2021 Wish List for city
With the first issue of the New Year, the West Haven Voice traditionally opens with a top three issues we hope are resolved in the next 12 months. The year 2020 was by all accounts a unique on in the history of this community as it looks to close its first century as an independent municipality this year. Much of what we hope for in 2021 is similar to those things we’ve written about in previous years, but each year there is a new twist.
City Development – There is not doubt that 2020 saw at least some progress in the area of adding to the city’s tax base. As the year closed, we saw purchases of properties in Allingtown, the announcement of a Front Avenue Enterprise Zone that – it is hoped – will jumpstart development in an area of town that has been much neglected.
Add to that at least the beginning of work at the Haven Project, and we see inroads to new development, and a larger grand list that will take the burden of taxation away from homeowners in the long term. The good news included smaller items like the potential sale of the Savin Rock Conference Center. This will result either in the rehabilitation or demolition of the aging structure with the addition of new restaurants and other amenities. Best of all, the Savin Rock Museum will be included in the plans as well as a potential for the long-delayed carousel.
For the first time in many years, we can actually see some progress in expanding the tax base, and thus making our city more attractive not only to business, but to those who might want to live in a shoreline community.
Increased enforcement of blight ordinances – A continued problem in the city is the lack of consistent enforcement of blight regulation. Part of the problem – a major part, in fact – is the absentee ownership the city has for much of its rental properties. This has created a laxity that hurts us all.
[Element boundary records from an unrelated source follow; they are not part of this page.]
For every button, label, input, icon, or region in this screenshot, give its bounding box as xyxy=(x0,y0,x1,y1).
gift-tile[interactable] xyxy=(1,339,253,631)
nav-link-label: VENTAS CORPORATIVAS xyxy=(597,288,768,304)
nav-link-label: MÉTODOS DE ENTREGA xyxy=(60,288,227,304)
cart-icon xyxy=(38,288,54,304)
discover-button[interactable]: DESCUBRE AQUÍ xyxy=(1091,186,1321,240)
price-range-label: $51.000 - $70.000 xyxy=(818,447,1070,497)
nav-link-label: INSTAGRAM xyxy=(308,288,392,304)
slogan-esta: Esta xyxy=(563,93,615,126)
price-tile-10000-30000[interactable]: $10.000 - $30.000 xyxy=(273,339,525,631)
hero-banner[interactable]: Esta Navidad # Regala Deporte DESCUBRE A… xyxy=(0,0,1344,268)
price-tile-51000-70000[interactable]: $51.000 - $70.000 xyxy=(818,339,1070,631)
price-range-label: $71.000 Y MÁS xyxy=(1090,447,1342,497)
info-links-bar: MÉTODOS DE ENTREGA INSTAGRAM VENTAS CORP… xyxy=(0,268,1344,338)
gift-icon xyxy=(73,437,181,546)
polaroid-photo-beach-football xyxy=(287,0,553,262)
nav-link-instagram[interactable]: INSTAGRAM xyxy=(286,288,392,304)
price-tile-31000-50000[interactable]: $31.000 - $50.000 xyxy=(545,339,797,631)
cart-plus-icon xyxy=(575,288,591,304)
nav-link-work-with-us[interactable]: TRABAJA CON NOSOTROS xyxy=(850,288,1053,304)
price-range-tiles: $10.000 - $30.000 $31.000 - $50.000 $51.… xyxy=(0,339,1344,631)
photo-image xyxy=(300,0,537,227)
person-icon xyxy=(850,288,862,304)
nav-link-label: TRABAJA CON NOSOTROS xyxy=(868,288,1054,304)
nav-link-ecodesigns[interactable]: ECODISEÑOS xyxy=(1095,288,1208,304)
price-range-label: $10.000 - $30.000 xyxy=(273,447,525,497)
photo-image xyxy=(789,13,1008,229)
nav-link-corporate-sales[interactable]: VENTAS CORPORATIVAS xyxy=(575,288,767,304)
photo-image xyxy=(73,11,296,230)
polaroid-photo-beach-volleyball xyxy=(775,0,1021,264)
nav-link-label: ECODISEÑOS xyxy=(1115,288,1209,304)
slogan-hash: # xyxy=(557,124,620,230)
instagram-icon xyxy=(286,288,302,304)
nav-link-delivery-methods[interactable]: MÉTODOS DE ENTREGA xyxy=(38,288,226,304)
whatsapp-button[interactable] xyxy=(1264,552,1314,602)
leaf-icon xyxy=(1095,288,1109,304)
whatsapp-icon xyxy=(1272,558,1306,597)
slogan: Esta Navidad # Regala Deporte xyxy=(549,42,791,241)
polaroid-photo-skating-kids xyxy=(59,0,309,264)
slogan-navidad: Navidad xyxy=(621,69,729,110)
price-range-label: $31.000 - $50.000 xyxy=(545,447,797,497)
Cars parked on front lawns is getting to be a major problem in certain parts of the city. There is no reason for this. It has the effect of making the city look shabby, and its resident look careless.
A second problem, of course, is property upkeep. This has been a problem for decades. It goes beyond peeling paint or deteriorating porches. It goes to lawns left uncut, debris allowed to collect, and damaged areas left unrepaired. Many residents complain of the lack of enforcement; but, it has to start with residents themselves, and then enforcement can take place. Worry about your own area, and the rest will follow.
Increase in park maintenance and upkeep – This is a quality-of-life issue, and has as much to do with making the city better as the issues mentioned above. City parks are kept up to the best of the Dept. of Public Works ability. We wonder though, if this should be moved out of that department and back under Park-Rec as it was prior to the 1990s.
This is no reflection on the ability of the DPW workers, but they have other, more pressing things to deal with than park maintenance. This is particularly true of city playing fields, which have suffered over the last several years. In particular we think of Painter Park, where the place has looked very shabby for years. It was once a showplace. It is, by no means, the only park suffering.
We need people dedicated to maintenance and care of our parks, cleaning them, prepping them, and making them a source of pride for our community.
These are just three issues we hope to see addressed in 2021. Let us hope the New Year brings a better quality of life to the city’s residents.